Okay. So I ragged on publishers and agents. And it’s all true what I said. But now I shall take their side.
What is it they see coming at them? I’ll tell you: A river of substandard material, that’s what.
And by substandard, I don’t mean publishers and agents say the writing is brilliant but they disagree with the content. No, no, no. Let me be clear about this.
I mean the writing stinks.
I should know. I’ve turned down editing gigs because authors gave no thought to the reader and what they sent me was so bad they could not afford for me to fix it. And I couldn’t fix it without rewriting it because that’s how badly thought was given to it. And I couldn’t rewrite it because I couldn’t figure out what it was about.
Why are we all doing this? To sell a book.
Who buys books? Readers.
Who is not servicing readers well? Could it be you?
Look, the creative process is a chanteuse. She’ll sing to you and tell you how awesome you are and you’ll believe it. But the chanteuse sings to a lot of people, and most of them aren’t awesome, and even more people aren’t willing to take what raw talent they do have and work on it to become awesome. So we have a lot of people feeling creative, and they mistake the feeling for fact.

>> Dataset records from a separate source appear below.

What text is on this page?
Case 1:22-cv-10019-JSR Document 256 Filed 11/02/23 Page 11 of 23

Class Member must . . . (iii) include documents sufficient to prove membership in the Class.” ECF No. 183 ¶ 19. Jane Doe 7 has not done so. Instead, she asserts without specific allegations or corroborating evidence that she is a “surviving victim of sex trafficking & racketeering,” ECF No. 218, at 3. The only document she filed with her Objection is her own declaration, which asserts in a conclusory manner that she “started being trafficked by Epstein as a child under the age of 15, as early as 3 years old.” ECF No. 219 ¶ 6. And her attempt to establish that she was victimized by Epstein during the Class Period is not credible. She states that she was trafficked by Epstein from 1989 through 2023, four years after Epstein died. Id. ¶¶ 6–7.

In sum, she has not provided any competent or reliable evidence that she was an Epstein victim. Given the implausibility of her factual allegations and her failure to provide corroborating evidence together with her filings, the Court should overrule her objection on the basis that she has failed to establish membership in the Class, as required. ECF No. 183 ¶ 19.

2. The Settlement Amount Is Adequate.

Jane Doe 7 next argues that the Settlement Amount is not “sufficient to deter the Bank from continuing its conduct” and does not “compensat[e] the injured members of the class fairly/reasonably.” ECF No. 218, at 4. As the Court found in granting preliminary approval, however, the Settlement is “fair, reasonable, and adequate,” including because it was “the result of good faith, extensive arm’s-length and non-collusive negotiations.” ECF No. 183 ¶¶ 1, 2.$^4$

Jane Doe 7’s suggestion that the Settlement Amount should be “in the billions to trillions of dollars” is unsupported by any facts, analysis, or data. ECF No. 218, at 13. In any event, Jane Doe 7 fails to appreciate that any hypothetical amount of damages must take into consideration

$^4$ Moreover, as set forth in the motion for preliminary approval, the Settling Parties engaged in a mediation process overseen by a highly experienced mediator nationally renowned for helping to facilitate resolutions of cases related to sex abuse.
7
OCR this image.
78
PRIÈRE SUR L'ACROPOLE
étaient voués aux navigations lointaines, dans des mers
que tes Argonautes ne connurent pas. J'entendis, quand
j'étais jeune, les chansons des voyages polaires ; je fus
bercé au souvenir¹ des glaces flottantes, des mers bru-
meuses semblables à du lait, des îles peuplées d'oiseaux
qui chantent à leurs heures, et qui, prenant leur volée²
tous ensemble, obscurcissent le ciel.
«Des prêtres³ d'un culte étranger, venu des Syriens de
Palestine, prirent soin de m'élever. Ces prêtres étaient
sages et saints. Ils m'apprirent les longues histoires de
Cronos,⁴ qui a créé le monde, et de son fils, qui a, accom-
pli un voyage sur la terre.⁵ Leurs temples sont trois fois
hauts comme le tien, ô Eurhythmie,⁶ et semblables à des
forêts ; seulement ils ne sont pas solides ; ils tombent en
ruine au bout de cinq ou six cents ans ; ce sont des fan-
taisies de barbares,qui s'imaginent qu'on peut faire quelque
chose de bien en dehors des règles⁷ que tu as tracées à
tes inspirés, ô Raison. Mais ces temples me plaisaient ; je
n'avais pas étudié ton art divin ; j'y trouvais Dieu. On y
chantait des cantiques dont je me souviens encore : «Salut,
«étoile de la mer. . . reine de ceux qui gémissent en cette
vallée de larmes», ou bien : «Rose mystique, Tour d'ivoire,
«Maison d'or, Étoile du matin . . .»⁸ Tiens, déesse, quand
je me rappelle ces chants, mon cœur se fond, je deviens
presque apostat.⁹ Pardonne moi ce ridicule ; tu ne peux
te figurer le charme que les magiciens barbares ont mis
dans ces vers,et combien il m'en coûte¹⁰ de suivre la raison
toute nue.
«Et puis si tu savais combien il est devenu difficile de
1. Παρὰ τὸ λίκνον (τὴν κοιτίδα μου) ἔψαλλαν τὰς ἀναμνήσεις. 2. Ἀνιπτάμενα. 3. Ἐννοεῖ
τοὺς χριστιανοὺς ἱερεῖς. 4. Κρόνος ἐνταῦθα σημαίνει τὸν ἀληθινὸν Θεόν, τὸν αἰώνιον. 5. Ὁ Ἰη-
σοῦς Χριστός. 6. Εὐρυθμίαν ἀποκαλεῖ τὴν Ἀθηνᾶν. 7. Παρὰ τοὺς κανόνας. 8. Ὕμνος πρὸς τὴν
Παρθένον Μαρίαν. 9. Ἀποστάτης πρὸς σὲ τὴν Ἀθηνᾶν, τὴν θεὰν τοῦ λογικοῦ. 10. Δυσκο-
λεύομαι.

The fact of the matter is this: Most books aren’t going to sell because they suck.
And it’s not just the word choice that sucks, but the punctuation has no consisentency and spelling is horrendous, but the story falls apart at the first sneeze. Even well written, beautifully designed, awesomely edited books, self-published or traditionally published, often don’t sell enough to recoup an investment of time.
Tell me why anyone would buy your book?
Is it any wonder that publishers and agents make it so hard to get their attention? Which is not to say they can’t improve on how they operate, because they can. But at least give them something to work with here, people.